At least the Navy had him at sea. All London can offer is dreary weather and decent looking coworkers.

Then someone tells him about the Double-0 status and the legendary 'license to kill'.

And suddenly he has a goal. He barely knows what the job entails, but he can assume more that enough to make it alluring. He knows the assignments are classified and something he can easily hold over others. It's as close to a rank system as he can find, and it's all the motivation he needs.


"This job is five percent fieldwork, seventy-five percent paperwork and whatever is left you condition yourself to forget."

Agent Rodriguez is frustrating in that way that only senior officers can be. He's too cocky, too suave, too bloody everything and it irritates Bond to his core. The man is Spanish, or possibly Portuguese - James can't tell anymore - and rubs him in all the wrong ways.

James is smart enough to realize that his agitation comes from a place of insecurity and jealousy, but this doesn't stop him from cursing the man's name anyway.

Despite everything, Rodriguez is as close to a superior as James interacts with those first few months, and given that the higher-ups have no reason to treat him differently than any of the other new recruits, Rodriguez becomes the man he needs to impress if he want's to get noticed.

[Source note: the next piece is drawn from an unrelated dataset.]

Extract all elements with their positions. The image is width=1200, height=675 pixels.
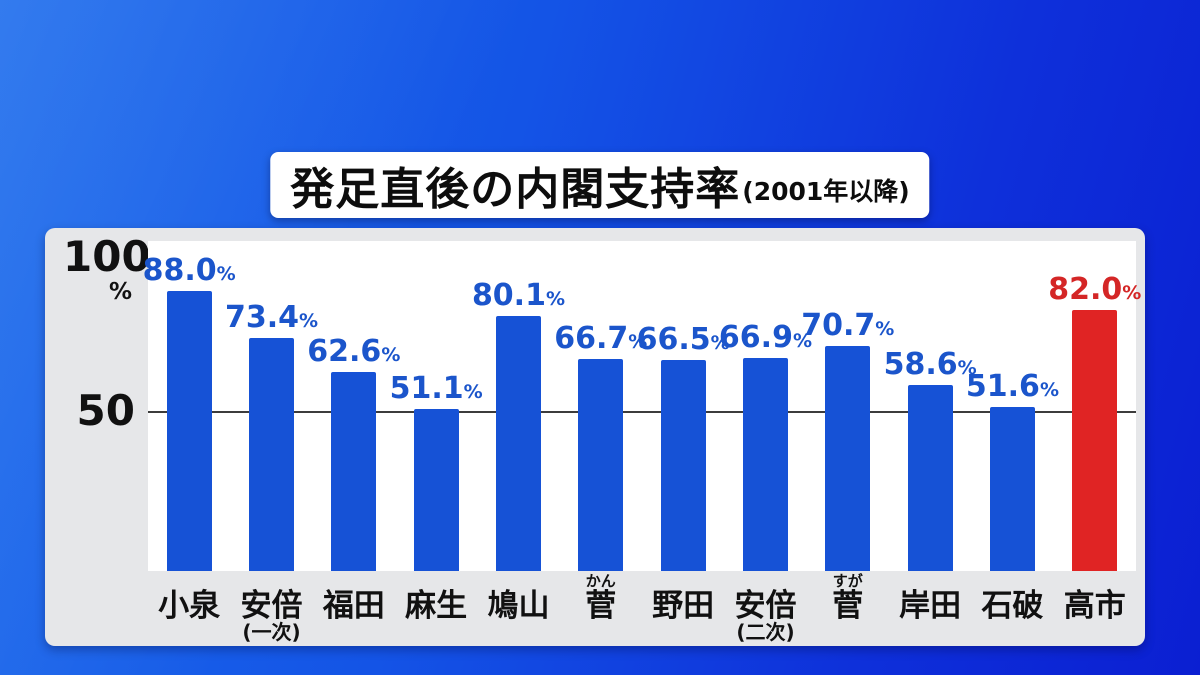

So as Agent Rodriguez barks orders during a training exercise, James can only grit his teeth and push himself harder through the course in an attempt to prove to himself, really, that he is capable of a career in espionage.

He can be a secret agent, a spy, and that he can be good at it. The greatest, in fact.

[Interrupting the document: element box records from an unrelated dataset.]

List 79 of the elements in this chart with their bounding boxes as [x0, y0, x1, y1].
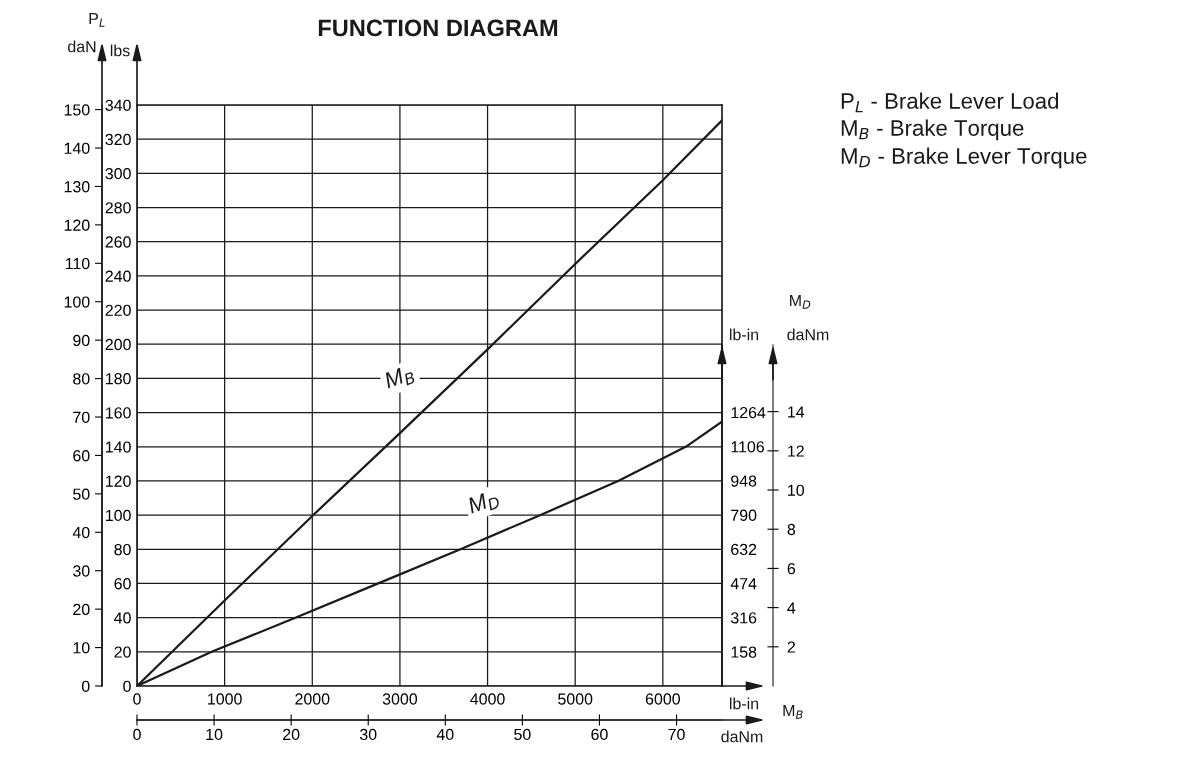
y-tick-label: 320: [105, 133, 131, 146]
x2-tick-label: 60: [591, 728, 608, 741]
y-tick-label: 1264: [731, 406, 766, 419]
x2-axis-title: daNm: [721, 730, 763, 743]
y-tick-label: 220: [105, 304, 131, 316]
text: M$_{D}$: [790, 295, 811, 309]
x2-tick-label: 30: [359, 728, 377, 741]
annotation: M$_{B}$: [383, 364, 416, 392]
y2-tick-label: 100: [64, 296, 90, 308]
y2-tick-label: 10: [73, 642, 90, 654]
y-tick-label: 160: [106, 407, 131, 419]
y2-tick-label: 14: [788, 406, 805, 418]
y-tick-label: 80: [114, 543, 131, 556]
x-tick-label: 5000: [558, 693, 593, 705]
y2-tick-label: 20: [73, 603, 90, 616]
text: P$_{L}$ - Brake Lever Load: [841, 92, 1059, 113]
y-tick-label: 260: [105, 236, 131, 248]
y-tick-label: 20: [114, 646, 131, 658]
y-tick-label: 0: [123, 680, 131, 692]
x2-tick-label: 70: [668, 728, 685, 741]
y2-tick-label: 140: [64, 142, 90, 154]
y2-tick-label: 50: [73, 488, 90, 500]
x-tick-label: 6000: [645, 693, 680, 705]
text: M$_{D}$ - Brake Lever Torque: [841, 147, 1087, 169]
y-axis-title: lbs: [110, 44, 130, 57]
y-tick-label: 340: [105, 99, 131, 111]
y-tick-label: 40: [114, 612, 131, 624]
y-tick-label: 158: [731, 646, 757, 658]
y-axis-title: lb-in: [729, 328, 759, 341]
annotation: M$_{D}$: [466, 489, 501, 517]
y2-tick-label: 0: [81, 680, 90, 692]
y2-tick-label: 110: [65, 257, 90, 270]
x-tick-label: 3000: [382, 693, 418, 705]
y-tick-label: 240: [105, 270, 131, 282]
y-tick-label: 60: [114, 578, 131, 590]
y2-tick-label: 6: [787, 563, 796, 575]
y2-tick-label: 120: [64, 219, 90, 231]
y-tick-label: 180: [106, 373, 131, 385]
x2-tick-label: 40: [436, 728, 454, 741]
x2-tick-label: 20: [283, 728, 300, 741]
y2-tick-label: 130: [64, 181, 90, 193]
y-tick-label: 200: [105, 338, 131, 351]
y-tick-label: 948: [731, 475, 757, 487]
y2-tick-label: 8: [787, 523, 796, 536]
y2-tick-label: 70: [73, 411, 90, 423]
y-tick-label: 316: [730, 612, 757, 624]
y-tick-label: 280: [105, 202, 131, 214]
x-axis-title: lb-in: [729, 697, 759, 710]
y-tick-label: 474: [730, 578, 757, 590]
x2-tick-label: 0: [133, 728, 141, 741]
y2-tick-label: 150: [64, 104, 90, 116]
y2-axis-title: daN: [68, 40, 96, 53]
y-tick-label: 120: [106, 475, 131, 487]
y2-tick-label: 30: [73, 565, 90, 577]
y2-tick-label: 12: [788, 445, 804, 457]
text: M$_{B}$: [783, 705, 803, 719]
y2-tick-label: 10: [788, 484, 805, 496]
y-tick-label: 100: [106, 509, 131, 522]
y2-tick-label: 60: [73, 450, 90, 462]
x2-tick-label: 10: [206, 728, 223, 741]
y-tick-label: 300: [105, 167, 131, 180]
y2-tick-label: 90: [73, 334, 90, 347]
text: P$_{L}$: [89, 13, 105, 27]
chart-title: FUNCTION DIAGRAM: [318, 19, 558, 37]
y2-axis-title: daNm: [787, 328, 829, 341]
y2-tick-label: 4: [787, 602, 796, 614]
y2-tick-label: 80: [73, 373, 90, 385]
y-tick-label: 1106: [731, 441, 764, 453]
y2-tick-label: 2: [787, 641, 795, 653]
x-tick-label: 0: [133, 693, 141, 705]
y2-tick-label: 40: [72, 526, 90, 539]
x-tick-label: 2000: [295, 693, 330, 705]
x-tick-label: 4000: [470, 693, 505, 705]
y-tick-label: 790: [731, 509, 757, 521]
y-tick-label: 632: [731, 543, 757, 556]
x-tick-label: 1000: [208, 693, 242, 705]
y-tick-label: 140: [106, 441, 131, 453]
x2-tick-label: 50: [514, 728, 531, 741]
text: M$_{B}$ - Brake Torque: [841, 119, 1024, 141]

So when Rodriguez gives him a cocky half smile at the end of a long day, and offers a low, "Nice work," It's almost enough to make him forget his burning lungs, screaming muscles and ruined clothes.

Almost.


James doesn't delude himself.

He's young, but not young enough; he's among men and women recruited at the same age he was being courted by preparatory academies; but there's something wrong with the early recruits; those men and women raised into a world of subversion and deceit.

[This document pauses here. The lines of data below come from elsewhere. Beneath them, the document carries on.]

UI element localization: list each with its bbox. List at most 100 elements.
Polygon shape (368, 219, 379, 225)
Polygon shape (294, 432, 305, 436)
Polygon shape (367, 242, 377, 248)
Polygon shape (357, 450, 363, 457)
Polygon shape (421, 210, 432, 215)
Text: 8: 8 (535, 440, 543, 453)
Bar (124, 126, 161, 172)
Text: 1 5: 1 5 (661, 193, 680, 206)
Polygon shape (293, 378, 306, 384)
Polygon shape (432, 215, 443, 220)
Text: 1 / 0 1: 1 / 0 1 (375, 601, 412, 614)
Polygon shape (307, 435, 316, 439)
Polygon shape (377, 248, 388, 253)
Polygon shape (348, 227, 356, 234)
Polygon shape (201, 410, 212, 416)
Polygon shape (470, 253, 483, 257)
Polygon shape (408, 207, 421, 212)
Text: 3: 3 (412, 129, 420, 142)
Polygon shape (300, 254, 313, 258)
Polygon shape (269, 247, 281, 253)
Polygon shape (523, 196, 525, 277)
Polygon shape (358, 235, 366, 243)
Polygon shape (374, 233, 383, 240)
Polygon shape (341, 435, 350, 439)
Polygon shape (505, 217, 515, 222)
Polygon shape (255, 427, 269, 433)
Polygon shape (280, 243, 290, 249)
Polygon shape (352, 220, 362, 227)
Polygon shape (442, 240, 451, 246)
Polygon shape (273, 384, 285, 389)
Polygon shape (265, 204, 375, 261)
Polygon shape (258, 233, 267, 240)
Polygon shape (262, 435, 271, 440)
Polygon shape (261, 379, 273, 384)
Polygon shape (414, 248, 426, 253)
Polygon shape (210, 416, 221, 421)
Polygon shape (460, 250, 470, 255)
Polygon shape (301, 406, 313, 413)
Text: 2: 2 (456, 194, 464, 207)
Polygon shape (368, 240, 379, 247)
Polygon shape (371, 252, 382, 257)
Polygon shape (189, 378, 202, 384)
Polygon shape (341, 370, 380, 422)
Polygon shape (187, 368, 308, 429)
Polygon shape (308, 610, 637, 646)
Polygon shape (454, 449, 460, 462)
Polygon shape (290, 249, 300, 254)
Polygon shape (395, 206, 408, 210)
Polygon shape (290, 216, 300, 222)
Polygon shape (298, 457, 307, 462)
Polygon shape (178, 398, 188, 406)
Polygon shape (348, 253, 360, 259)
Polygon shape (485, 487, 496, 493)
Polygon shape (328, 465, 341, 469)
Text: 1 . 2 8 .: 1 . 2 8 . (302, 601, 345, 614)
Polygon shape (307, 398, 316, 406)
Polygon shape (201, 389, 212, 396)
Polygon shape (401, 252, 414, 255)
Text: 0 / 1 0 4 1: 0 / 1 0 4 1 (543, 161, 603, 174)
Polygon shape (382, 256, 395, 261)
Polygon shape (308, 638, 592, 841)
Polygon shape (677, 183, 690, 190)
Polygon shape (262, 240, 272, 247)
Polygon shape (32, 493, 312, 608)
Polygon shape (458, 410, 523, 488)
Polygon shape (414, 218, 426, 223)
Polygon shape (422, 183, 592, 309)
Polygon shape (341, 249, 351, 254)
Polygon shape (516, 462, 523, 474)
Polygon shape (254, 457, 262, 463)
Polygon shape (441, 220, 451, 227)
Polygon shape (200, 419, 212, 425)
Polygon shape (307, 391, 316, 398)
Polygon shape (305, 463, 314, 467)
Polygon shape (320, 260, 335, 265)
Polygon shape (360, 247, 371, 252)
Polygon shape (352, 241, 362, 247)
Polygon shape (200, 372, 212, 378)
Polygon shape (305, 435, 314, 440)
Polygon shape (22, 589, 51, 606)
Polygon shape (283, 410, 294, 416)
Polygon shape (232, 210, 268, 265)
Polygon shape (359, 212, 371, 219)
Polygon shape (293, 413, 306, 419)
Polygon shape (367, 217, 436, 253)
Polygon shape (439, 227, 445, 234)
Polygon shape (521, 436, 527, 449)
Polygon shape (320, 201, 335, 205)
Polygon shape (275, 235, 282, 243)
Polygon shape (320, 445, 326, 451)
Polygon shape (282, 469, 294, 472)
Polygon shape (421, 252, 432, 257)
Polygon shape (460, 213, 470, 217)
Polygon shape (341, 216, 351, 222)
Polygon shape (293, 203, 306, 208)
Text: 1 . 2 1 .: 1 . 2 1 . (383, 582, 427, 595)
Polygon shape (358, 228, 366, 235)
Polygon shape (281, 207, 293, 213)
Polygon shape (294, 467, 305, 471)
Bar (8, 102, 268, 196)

James is in no position to judge - this is as much his life now as theirs - and he'd worked with men like this before. Special Forces types who, little by little, were relieved of their all-too crippling emotional empathy.

James may not be the most compassionate man to have ever walked the earth, but neither is he the most callous, and he can certainly appreciate what a job like this can do to a man.

It still unnerves him to see such training in action, however, and he hopes he never loses that part of himself.


James feels like he's leading the pack, at least until he's snubbed for a simple reconnaissance mission and relegated to a cubicle.

He finds out second hand that Rodriguez had recommended Powell for the assignment himself, and James is so angry he could spit fire.

He's avoided alcohol and pubs in general for months, all to aware of the stringent character profiles put together before anyone was even considered for a position in the Intelligence field.

But he's not being considered now, apparently, and he needs a drink badly.

Perhaps several.

Anything to wash the taste of failure out of his mouth.


The man before him orders a martini, shaken with ice as opposed to the standard stir. James has had enough beer already, so he orders the same; ready and willing to try something different when he hears a familiar voice drawl playfully:

"You do realize the ice bruises the liquor, yes? Changes the flavor. You could use the finest gin in all the world, and it will taste like swill in the hands of the average barman."

James swears under his breath and glances at the bartender, who himself looks mildly insulted.

"That's how I enjoy it," He lies, attempting to school the irritation from his face. "I refuse to justify my tastes to you."

Rodriguez smirks at him over the rim of his own glass.

Of all the bars in all of London, James had to chose the one within walking distance of his place of work.


He likes the martini a great deal.

Somehow that fact makes everything just a little bit worse.